Sie hustete, wieder öfter und regelmäßiger als normal. Wenn sie sich zur Seite beugte, um den blutigen Auswurf in die Schüssel, die er hingestellt hatte, zu spucken, konnte er Tränen in ihren Augen sehen. Sie kamen nicht von ihren Schmerzen. Sie schämte sich für ihren Zustand. Das konnte er spüren. Sie musste sich nicht schämen, dass hat er ihr tausendmal gesagt, sie müsse sich für überhaupt nichts schämen. Doch er wusste, wie oft er es auch sagte, die Scham würde weiter an ihr nagen. Er konnte ihr da nicht helfen. Und wenn er es nicht konnte, konnte es niemand.
„Wo gehst du hin?“ fragte sie, und mühte sich, aufrecht auf dem Bett zu sitzen.
„Ich hole deine Medizin, ich bin nicht lange weg. Kommst du solange zurecht?“
„Mir geht es gut“, sagte sie, und er wusste nicht ob er lachen oder weinen sollte.
„Was willst du mit dem Hammer?“ Sie konnte sehen, wie er sich das Werkzeug zwischen Gürtel und Hose klemmte.
„Ich hatte ihn von Thomas geliehen und bring ihn auf dem Weg gerade zurück. Ich hatte vergessen, wo unser Werkzeug lag.“, murmelte er.

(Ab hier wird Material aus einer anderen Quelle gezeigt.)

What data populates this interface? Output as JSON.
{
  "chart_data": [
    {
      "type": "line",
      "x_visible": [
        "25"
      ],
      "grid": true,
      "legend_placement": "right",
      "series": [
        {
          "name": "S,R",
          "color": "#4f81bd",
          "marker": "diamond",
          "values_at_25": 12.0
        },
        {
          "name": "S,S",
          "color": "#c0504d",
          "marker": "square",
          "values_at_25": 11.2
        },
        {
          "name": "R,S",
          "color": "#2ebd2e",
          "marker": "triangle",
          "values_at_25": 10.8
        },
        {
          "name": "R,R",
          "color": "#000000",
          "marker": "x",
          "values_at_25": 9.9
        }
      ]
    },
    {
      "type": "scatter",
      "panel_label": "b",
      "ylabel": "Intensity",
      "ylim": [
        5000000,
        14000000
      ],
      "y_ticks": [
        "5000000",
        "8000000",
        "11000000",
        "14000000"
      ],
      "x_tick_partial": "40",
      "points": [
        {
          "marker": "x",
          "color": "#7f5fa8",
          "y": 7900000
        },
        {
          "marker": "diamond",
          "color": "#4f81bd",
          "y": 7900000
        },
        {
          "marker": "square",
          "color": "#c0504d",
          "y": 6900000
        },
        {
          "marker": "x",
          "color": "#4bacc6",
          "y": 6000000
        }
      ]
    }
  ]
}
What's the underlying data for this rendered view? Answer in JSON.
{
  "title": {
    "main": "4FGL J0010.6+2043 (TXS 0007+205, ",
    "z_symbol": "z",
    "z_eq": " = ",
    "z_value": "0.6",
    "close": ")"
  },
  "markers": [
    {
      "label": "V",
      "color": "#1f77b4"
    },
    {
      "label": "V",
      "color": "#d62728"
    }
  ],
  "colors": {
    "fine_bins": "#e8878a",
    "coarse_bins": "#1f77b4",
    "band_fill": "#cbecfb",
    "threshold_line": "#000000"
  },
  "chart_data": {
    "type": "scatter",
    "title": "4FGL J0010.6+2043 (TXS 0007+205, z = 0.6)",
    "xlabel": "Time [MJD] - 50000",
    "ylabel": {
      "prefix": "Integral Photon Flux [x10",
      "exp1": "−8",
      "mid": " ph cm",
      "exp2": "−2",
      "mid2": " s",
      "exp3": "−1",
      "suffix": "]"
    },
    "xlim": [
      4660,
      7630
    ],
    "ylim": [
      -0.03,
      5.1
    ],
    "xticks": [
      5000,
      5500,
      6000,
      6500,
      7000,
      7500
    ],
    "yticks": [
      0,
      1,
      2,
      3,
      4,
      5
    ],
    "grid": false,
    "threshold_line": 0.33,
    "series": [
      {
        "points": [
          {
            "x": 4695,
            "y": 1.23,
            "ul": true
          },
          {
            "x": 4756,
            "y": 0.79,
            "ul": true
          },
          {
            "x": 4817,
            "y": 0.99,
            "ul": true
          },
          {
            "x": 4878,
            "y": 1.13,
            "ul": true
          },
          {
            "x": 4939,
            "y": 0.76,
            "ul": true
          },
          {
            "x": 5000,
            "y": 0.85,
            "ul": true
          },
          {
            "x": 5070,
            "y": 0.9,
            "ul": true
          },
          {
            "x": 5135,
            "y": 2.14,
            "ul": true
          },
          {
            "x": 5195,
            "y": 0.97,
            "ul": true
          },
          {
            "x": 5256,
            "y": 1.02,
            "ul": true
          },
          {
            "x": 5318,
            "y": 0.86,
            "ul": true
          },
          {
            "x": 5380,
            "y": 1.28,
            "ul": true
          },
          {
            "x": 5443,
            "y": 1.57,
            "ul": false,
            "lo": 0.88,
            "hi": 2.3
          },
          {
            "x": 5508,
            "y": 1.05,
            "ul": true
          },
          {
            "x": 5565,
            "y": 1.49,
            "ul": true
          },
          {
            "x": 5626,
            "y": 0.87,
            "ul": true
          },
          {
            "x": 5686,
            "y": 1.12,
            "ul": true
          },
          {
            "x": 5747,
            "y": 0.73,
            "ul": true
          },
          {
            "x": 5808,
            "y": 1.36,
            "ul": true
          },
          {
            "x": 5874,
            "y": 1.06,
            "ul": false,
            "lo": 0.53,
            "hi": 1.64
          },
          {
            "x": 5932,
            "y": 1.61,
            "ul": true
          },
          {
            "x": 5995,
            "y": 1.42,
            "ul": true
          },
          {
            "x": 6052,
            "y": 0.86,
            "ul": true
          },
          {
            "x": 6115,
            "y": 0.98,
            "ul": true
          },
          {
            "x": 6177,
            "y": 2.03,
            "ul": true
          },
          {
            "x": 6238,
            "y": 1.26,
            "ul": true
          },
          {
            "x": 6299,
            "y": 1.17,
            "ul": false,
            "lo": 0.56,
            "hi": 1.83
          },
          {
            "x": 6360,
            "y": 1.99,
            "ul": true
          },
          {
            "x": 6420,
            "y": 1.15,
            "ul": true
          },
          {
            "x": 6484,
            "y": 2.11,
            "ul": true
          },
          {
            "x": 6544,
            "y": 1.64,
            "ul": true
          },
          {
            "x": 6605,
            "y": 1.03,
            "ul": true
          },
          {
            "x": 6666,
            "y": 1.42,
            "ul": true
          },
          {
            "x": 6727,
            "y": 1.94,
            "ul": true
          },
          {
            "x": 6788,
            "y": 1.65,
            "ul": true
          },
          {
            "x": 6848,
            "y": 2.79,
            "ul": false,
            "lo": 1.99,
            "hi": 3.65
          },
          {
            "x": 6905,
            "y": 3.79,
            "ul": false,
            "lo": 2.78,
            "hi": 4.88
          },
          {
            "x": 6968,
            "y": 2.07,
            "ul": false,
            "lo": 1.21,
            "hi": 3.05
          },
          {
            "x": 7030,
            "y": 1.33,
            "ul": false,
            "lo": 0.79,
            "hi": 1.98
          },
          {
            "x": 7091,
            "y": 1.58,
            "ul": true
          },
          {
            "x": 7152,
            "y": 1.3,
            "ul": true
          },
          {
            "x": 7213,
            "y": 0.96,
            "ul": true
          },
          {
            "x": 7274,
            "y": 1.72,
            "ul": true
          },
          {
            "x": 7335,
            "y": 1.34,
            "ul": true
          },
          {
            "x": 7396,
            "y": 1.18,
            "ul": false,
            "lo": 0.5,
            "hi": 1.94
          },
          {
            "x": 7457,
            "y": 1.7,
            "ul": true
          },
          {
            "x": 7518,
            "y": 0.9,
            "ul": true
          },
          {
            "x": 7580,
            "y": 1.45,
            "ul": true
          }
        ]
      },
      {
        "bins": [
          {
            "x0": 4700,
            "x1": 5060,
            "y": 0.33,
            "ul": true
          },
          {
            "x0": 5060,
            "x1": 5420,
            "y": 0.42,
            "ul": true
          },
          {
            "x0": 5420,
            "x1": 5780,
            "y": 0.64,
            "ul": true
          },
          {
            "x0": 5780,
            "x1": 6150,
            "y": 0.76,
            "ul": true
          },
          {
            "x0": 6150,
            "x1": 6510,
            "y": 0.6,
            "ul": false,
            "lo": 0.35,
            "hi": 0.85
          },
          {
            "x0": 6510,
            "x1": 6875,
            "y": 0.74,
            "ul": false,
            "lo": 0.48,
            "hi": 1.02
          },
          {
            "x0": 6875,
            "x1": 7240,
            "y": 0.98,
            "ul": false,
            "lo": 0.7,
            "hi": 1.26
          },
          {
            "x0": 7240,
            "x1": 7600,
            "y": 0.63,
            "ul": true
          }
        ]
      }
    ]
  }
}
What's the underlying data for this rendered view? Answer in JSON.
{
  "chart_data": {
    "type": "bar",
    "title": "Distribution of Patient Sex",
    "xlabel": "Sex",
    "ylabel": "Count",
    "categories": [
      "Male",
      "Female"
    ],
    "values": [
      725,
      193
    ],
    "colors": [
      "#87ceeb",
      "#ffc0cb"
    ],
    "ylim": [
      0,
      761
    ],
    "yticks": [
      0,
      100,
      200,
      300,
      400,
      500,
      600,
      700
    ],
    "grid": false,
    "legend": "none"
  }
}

„Wenn du es nochmal brauchst, es liegt im Keller oben auf dem grünen Schrank“
„Achjaaa,“ sagte er, fasste sich an den Kopf und lachte, „Da siehst du mal, wie ich ohne dich dran wäre“. Sie versuchte zu lächeln, er hätte sich am liebsten für den Satz geohrfeigt.
„Ich muss gehen“.
Draußen war es still. Es war immer still.
Er schloss die Haustür hinter sich und ging durch den Vorgarten zu seinem Auto. Über ihm hing eine nüchterne, weiße Wolkendecke. Früher fand er solch ein Herbstwetter deprimierend, inzwischen hat er andere Sorgen.
Während er in Richtung Stadt zum Krankenhaus raste, suchte er mit seinem Autoradio ein Signal. Nur rauschen. Er legte die CD ein, die er ihr mal gemacht hatte. Er sah auf die Uhr des Amaturenbretts, und beschleunigte.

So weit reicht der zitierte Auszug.